A gene is a segment of DNA that provides the instructions for producing proteins essential to bodily function. When a gene undergoes mutation, its instructions are altered, and the resulting protein may not function as intended, leading to disease. The ATP6V1B1 gene specifically encodes a protein vital for maintaining acid-base balance in the kidneys and inner ear. Autosomal recessive inheritance describes a pattern where an individual needs two copies of the mutated gene, one from each parent, to exhibit the condition. Distal Renal Tubular Acidosis (dRTA) refers to the failure of the kidneys to acidify urine effectively, while sensorineural hearing loss refers to hearing impairment resulting from damage to the inner ear or the auditory nerve. Genetic testing analyzes an individual’s DNA to identify mutations, providing a definitive diagnosis and guiding management.

References

• Giglio, S., Montini, G., Trepiccione, F. et al. Distal renal tubular acidosis: a systematic approach from diagnosis to treatment. J Nephrol 34, 2073–2083 (2021). https://doi.org/10.1007/s40620-021-01032-y
• Mohebbi, N., Wagner, C.A. Pathophysiology, diagnosis and treatment of inherited distal renal tubular acidosis. J Nephrol 31, 511–522 (2018). https://doi.org/10.1007/s40620-017-0447-1
• Watanabe, T. (2018). Improving outcomes for patients with distal renal tubular acidosis: recent advances and challenges ahead. Pediatric Health, Medicine and Therapeutics, 9, 181–190. https://doi.org/10.2147/PHMT.S174459
• Almomani, Ensaf, et al. ‘Intercalated Cells: More than pH Regulation’. Diseases, vol. 2, no. 2, Apr. 2014, pp. 71–92. DOI.org (Crossref), https://doi.org/10.3390/diseases2020071.

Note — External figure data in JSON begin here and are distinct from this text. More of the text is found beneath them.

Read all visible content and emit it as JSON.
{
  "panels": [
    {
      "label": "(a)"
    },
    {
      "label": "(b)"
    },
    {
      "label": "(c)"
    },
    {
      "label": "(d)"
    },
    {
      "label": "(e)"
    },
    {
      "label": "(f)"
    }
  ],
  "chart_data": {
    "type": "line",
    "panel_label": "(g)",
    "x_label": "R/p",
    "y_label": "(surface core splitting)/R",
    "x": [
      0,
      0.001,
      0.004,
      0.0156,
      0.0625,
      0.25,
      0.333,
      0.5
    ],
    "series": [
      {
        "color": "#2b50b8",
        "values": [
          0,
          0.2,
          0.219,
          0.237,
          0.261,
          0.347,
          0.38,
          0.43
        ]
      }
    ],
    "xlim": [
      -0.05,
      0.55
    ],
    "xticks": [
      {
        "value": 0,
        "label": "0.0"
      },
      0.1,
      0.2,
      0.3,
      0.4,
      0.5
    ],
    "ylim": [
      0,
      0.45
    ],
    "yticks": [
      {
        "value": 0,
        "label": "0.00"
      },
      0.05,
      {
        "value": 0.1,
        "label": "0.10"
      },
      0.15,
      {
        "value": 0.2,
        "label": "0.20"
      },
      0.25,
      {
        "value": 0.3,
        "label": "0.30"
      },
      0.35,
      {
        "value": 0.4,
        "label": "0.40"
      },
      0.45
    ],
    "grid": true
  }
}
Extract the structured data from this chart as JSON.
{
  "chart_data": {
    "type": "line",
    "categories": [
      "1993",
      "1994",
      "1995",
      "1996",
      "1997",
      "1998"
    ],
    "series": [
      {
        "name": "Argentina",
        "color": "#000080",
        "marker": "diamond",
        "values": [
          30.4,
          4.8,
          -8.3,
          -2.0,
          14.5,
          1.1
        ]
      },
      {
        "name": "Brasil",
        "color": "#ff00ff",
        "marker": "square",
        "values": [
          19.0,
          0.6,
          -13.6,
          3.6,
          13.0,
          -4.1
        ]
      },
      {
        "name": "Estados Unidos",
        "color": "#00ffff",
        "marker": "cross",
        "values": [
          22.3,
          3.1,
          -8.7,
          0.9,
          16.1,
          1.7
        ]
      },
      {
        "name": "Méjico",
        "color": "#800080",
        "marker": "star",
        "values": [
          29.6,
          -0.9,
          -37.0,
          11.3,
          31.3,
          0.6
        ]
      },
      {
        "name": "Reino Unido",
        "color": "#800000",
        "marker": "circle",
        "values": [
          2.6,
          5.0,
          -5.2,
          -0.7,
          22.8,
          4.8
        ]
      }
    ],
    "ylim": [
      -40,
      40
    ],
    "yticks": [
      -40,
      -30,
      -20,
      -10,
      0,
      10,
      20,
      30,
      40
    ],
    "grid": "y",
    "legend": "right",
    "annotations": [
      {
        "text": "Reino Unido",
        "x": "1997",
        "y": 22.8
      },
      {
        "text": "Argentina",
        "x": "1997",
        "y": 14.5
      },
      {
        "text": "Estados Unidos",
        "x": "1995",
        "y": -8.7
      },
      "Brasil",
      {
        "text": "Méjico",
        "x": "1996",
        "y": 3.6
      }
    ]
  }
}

• Pyeritz, Reed E. ‘Renal Tubular Disorders’. Emery and Rimoin’s Principles and Practice of Medical Genetics and Genomics, Elsevier, 2023, pp. 115–24. DOI.org (Crossref), https://doi.org/10.1016/B978-0-12-812534-2.00011-4.
• Perez G, Barber GP, Benet-Pages A, Casper J, Clawson H, Diekhans M, Fischer C, Gonzalez JN, Hinrichs AS, Lee CM, Nassar LR, Raney BJ, Speir ML, van Baren MJ, Vaske CJ, Haussler D, Kent WJ, Haeussler M. The UCSC Genome Browser database: 2025 update. Nucleic Acids Res. 2025 Jan 6;53(D1):D1243-D1249. doi: 10.1093/nar/gkae974. PMID: 39460617; PMCID: PMC11701590.